Na manhã do último sábado (11), o vereador Edivan de Jesus Santos, conhecido como Morão, voltou a ser alvo de denúncias por agressões contra sua esposa. De acordo com informações que chegaram ao nosso departamento de jornalismo, durante uma discussão, o vereador teria mostrado uma arma para a companheira, gerando uma situação de tensão que exigiu a intervenção de pessoas próximas.

Testemunhas relataram que a situação escalou rapidamente, levando amigos a intervir para proteger a mulher. Diante da gravidade da situação, foi necessário acionar a polícia, que esteve no local para averiguar os fatos e prestar assistência.

Essa não é a primeira vez que Morão enfrenta acusações de violência doméstica. O caso levanta preocupações sobre a segurança da vítima e a necessidade de medidas efetivas para lidar com a violência de gênero. A comunidade e as autoridades locais estão atentas a essa situação, que reflete um problema social mais amplo.

Relembre outro caso

De acordo com a Polícia Civil, a tentativa de feminicídio aconteceu no dia 22 de fevereiro, na residência do casal, localizada no bairro Salgadeira, em Santo Antônio de Jesus. A companheira do vereador, uma mulher de 41 anos, relatou que foi agredida com golpes de faca e com um pedaço de madeira durante uma discussão motivada por ciúmes.

Ela foi socorrida e levada a uma unidade de saúde, onde recebeu atendimento médico. Após o episódio, solicitou uma medida protetiva e foi acompanhada por uma equipe policial para retirar seus pertences da residência do casal.
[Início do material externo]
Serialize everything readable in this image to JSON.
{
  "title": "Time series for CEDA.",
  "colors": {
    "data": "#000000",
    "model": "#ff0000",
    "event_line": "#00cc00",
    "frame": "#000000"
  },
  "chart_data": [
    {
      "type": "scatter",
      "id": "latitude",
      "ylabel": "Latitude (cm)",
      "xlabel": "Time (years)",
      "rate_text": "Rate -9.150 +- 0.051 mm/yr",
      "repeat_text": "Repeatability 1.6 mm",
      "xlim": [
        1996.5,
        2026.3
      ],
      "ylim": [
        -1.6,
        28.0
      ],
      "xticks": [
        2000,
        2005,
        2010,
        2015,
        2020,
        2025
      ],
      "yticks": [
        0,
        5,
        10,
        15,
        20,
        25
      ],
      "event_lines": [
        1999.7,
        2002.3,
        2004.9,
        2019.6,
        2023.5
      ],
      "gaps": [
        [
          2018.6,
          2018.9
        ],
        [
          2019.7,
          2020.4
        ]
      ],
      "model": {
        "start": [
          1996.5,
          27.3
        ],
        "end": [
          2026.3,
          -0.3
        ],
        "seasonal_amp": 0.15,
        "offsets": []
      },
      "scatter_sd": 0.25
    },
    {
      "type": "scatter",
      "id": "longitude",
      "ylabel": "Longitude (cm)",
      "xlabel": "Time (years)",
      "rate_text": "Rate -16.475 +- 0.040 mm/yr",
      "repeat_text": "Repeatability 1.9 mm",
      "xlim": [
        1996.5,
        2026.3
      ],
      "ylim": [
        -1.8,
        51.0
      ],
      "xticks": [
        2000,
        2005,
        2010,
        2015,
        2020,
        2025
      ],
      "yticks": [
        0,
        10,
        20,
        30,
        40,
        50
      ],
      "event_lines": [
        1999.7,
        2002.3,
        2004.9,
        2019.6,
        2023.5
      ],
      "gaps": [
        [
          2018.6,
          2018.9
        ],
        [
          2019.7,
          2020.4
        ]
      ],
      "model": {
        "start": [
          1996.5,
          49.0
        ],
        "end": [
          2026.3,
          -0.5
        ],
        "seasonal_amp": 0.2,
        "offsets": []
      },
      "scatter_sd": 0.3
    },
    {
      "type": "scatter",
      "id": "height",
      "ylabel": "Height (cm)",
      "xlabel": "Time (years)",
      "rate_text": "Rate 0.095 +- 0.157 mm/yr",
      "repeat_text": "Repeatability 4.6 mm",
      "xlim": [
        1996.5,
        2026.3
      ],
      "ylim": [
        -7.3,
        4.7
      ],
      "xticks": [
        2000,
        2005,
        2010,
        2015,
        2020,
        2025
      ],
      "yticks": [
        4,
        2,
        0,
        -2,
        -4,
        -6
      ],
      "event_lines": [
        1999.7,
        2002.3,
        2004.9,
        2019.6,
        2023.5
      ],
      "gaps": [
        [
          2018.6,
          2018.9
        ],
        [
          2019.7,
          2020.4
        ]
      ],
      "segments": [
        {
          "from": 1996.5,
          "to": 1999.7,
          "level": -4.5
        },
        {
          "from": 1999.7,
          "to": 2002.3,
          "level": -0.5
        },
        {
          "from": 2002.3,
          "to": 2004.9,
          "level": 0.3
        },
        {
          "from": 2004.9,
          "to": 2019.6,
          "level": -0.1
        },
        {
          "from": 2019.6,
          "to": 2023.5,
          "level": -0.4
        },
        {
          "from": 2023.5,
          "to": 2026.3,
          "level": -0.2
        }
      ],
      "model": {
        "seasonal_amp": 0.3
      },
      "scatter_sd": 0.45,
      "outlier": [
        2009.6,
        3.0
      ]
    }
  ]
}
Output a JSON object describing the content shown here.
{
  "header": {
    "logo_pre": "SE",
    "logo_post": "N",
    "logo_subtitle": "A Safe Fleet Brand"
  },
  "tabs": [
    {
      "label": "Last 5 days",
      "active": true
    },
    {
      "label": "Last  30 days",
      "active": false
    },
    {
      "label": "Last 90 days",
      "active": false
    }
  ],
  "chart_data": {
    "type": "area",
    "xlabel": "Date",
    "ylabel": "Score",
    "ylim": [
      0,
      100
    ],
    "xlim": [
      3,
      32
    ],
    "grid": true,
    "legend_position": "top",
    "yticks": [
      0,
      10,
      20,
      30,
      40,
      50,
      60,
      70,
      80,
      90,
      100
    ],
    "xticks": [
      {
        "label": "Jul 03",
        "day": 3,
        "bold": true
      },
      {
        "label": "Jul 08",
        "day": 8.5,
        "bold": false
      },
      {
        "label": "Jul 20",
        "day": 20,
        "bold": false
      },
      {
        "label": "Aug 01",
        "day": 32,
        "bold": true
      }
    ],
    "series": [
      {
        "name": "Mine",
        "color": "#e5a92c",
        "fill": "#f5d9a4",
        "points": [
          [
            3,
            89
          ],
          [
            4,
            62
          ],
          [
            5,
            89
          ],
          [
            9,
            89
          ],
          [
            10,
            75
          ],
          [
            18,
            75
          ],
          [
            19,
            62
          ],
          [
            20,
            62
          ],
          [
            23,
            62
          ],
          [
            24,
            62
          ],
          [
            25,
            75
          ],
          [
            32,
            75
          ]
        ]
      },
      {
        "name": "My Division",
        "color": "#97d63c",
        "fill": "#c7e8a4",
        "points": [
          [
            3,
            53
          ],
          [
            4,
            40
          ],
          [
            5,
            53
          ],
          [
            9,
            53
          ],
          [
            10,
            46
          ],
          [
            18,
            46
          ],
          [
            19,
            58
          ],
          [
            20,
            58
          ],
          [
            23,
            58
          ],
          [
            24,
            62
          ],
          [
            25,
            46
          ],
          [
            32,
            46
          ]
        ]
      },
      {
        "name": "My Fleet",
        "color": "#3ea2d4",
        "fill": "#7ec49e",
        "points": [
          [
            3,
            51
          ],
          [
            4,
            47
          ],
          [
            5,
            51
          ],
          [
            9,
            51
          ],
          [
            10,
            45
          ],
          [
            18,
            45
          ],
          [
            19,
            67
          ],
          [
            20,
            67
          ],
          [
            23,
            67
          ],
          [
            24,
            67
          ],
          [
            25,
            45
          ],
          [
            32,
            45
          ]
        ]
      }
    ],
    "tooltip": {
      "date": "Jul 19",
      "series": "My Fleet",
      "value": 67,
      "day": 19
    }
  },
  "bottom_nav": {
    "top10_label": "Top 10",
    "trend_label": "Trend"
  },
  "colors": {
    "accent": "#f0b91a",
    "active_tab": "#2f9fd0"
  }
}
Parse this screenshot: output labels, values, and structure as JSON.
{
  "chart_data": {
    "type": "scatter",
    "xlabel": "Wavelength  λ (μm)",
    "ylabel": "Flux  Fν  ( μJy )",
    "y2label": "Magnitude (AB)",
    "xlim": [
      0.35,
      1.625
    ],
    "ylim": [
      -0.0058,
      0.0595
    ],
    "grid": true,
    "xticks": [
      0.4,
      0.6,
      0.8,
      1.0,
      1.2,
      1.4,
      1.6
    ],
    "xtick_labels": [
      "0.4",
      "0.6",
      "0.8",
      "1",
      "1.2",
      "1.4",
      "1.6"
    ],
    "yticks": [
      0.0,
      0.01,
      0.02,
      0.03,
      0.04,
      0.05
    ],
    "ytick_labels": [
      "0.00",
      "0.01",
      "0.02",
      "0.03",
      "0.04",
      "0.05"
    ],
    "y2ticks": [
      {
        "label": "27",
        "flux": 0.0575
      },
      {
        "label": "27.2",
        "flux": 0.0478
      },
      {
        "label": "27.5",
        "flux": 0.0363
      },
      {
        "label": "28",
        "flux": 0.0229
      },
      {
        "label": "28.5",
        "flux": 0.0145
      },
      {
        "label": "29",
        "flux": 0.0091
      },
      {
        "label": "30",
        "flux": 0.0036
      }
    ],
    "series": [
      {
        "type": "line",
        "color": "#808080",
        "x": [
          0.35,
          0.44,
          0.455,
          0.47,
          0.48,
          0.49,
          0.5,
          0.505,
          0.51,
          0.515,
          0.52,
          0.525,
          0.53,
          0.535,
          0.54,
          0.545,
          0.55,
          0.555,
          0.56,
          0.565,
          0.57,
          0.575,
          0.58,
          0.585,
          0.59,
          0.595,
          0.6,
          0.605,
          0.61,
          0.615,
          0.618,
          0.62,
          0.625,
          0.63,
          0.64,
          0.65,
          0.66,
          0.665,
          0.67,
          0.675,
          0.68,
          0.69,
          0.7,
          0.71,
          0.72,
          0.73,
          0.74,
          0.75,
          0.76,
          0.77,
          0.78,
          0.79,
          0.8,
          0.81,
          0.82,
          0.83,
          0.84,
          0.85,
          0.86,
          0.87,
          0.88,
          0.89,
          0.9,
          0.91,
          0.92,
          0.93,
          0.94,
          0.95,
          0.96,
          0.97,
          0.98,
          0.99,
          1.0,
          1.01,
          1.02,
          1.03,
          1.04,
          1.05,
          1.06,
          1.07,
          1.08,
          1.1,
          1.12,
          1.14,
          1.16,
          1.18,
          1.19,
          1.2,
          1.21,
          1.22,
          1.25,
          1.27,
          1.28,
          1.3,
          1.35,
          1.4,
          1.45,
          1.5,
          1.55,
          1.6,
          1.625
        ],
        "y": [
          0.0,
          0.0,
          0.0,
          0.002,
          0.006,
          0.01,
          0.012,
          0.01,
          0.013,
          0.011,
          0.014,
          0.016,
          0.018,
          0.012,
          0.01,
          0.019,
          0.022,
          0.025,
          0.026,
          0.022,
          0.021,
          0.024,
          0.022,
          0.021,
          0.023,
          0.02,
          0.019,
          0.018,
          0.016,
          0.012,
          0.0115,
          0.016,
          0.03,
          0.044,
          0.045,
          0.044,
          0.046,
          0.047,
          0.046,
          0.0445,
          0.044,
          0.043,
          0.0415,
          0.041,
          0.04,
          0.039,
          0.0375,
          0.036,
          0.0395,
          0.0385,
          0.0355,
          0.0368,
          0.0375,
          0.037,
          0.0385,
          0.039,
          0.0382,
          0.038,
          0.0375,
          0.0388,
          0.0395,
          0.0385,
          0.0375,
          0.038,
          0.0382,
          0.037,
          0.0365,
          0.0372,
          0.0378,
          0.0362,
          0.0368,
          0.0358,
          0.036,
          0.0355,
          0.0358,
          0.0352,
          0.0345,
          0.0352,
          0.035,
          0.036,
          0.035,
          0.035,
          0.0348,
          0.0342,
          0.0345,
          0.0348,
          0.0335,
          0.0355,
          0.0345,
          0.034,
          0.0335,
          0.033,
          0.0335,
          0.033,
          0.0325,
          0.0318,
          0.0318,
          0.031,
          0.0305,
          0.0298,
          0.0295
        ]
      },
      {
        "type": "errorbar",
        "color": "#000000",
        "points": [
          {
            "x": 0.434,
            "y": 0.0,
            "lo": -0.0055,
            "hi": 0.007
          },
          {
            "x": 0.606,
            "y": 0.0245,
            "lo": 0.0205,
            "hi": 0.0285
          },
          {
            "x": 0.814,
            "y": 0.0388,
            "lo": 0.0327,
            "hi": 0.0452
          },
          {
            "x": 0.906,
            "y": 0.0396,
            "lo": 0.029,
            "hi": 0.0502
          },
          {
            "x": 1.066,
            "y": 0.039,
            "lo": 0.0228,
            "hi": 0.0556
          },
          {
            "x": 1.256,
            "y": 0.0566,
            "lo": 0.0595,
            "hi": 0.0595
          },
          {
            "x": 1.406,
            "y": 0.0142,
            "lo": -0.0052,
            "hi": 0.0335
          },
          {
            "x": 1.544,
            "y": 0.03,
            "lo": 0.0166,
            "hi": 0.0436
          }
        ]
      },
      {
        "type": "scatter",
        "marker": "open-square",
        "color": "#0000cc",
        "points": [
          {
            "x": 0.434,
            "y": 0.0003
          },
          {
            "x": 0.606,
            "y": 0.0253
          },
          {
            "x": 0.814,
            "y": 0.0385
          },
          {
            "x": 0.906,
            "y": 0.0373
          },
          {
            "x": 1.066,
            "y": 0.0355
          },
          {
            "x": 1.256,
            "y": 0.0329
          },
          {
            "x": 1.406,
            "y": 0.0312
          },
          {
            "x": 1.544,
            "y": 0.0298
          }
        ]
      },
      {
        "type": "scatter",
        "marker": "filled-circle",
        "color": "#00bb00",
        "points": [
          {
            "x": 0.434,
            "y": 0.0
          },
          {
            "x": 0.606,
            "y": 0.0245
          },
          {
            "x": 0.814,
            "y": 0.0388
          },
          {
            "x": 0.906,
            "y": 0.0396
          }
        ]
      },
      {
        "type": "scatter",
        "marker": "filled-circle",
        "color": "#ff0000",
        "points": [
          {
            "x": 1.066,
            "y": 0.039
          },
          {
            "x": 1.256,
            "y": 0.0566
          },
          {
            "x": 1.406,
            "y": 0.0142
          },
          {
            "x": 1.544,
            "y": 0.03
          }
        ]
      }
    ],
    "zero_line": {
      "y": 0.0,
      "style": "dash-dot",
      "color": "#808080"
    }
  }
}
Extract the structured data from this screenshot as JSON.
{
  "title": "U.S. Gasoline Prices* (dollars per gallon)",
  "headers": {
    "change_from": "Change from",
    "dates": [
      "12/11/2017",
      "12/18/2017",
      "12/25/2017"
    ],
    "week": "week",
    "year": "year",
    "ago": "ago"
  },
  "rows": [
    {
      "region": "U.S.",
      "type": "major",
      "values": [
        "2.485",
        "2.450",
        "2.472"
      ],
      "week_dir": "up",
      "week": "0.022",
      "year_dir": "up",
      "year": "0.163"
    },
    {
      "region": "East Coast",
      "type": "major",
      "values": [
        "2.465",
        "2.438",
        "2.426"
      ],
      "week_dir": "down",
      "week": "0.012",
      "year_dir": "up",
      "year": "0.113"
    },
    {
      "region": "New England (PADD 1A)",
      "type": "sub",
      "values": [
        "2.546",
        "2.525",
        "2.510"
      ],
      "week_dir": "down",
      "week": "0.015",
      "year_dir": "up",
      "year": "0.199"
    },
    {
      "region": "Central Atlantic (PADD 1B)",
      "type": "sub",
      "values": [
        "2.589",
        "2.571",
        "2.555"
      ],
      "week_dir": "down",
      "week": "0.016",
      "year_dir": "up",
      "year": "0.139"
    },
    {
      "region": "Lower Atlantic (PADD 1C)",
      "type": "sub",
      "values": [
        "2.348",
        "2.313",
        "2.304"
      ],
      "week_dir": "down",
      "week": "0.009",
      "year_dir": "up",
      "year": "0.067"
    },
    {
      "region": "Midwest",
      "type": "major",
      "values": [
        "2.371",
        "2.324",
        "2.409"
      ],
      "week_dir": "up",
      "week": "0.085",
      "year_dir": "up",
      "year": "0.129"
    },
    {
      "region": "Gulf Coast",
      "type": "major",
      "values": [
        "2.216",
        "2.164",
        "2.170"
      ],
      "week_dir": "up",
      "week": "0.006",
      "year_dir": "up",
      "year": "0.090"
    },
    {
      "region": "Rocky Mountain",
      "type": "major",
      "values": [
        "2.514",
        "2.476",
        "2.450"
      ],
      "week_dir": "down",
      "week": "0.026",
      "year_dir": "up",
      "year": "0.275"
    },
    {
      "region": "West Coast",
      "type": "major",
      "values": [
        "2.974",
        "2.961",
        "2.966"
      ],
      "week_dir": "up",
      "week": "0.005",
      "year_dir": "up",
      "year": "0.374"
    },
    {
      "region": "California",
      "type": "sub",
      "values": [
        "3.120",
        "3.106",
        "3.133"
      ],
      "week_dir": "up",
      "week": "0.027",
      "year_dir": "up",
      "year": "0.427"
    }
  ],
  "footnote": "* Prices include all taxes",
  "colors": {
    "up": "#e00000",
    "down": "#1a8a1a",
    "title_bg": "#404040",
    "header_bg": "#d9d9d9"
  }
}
Dois dias depois, em 24 de fevereiro, a Justiça decretou a prisão preventiva do político e a assessoria dele enviou à Câmara o pedido de afastamento por 120 dias, aprovado por unanimidade. Mas Morão passou cerca de 20 dias foragido até ser preso em 12 de março, em Boipeba, distrito de Cairu.

Após a captura, ele foi transferido para Santo Antônio de Jesus, onde passou por exame de corpo de delito e audiência de custódia. Em seguida, foi transferido para o Conjunto Penal da cidade de Valença.

Soltura de Morão

A soltura ocorreu em 29 de abril após audiência de instrução e julgamento realizados no Fórum Desembargador Wilde de Lima, também em Santo Antônio de Jesus. A sessão ocorreu por videoconferência e contou com os depoimentos do réu e da esposa, vítima no processo.

Durante a audiência, a defesa reiterou o pedido de revogação da prisão preventiva, alegando ausência de fundamentos legais para a manutenção. O juiz responsável acatou os argumentos apresentados e concedeu o alvará de soltura, permitindo que Morão responda ao processo em liberdade.